Korupsi di Indonesia sudah membudaya sejak dulu, sebelum dan sesudah kemerdekaan, di era Orde Lama, Orde Baru, berlanjut hingga era Reformasi. Berbagai upaya telah dilakukan untuk memberantas korupsi, namun hasilnya masih jauh panggang dari api. Dalam konteks perjalanan bangsa Indonesia, persoalan korupsi memang telah mengakar dan membudaya. Bahkan dikalangan mayoritas pejabat publik, tak jarang yang menganggap korupsi sebagai sesuatu yang lumrah dan wajar.

Korupsi berawal dari proses pembiasaan, akhirnya menjadi kebiasaan dan berujung kepada sesuatu yang sudah terbiasa untuk dikerjakan oleh pejabat-pejabat negara. Tak urung kemudian, banyak masyarakat yang begitu pesimis dan putus asa terhadap upaya penegakan hukum untuk menumpas koruptor di negara kita.

Jika dikatakan telah membudaya dalam kehidupan, lantas darimana awal praktek korupsi ini muncul dan berkembang? Tulisan ini akan sedikit memberikan pemaparan mengenai asal usul budaya korupsi di Indonesia yang pada hakekatnya telah ada sejak dulu ketika daerah- daerah di nusantara masih mengenal system pemerintah feodal, atau sederhananya dapat dikatakan, pemerintahan disaat daerah-daerah yang ada dinusantara masih terdiri dari kerajaan- kerajaan yang dipimpin oleh kaum bangsawan.

Secara garis besar, budaya korupsi di Indonesia tumbuh dan berkembang melalui 3 fase sejarah, yaitu:

1. Fase Zaman Kerajaan
Budaya korupsi di Indonesia pada prinsipnya, di latar belakangi oleh adanya kepentingan atau motif kekuasaan dan kekayaan.

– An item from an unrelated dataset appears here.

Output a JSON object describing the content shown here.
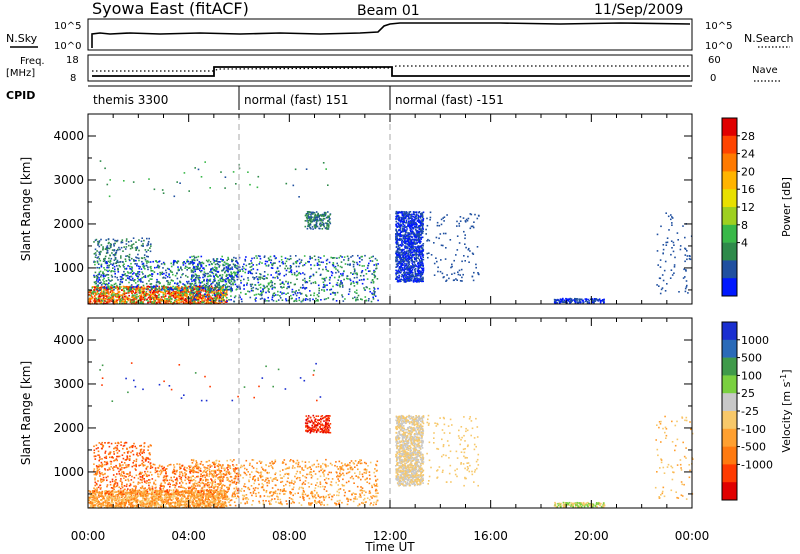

Literatus sejarah masyarakat indonesia, terutama pada zaman kerajaan-kerajaan kuno( Mataram, Majapahit, Singosari, Demak, Banten, dll), mengajarkan kepada kita bahwa konflik kekuasaan yang disertai dengan motif untuk memperkaya diri, telah menjadi faktor utama kehancuran kerajaan-kerajaan tersebut. Coba saja kita lihat bagaimana kerajaan Singosari yang memelihara perang antar saudara bahkan hingga tujuh turunan saling membalas dendam berebut kekuasaan. Mulai dari prabu Anusopati, prabu Ranggawuni, hinggs prabu Mahesa Wongateleng dan seterusnya.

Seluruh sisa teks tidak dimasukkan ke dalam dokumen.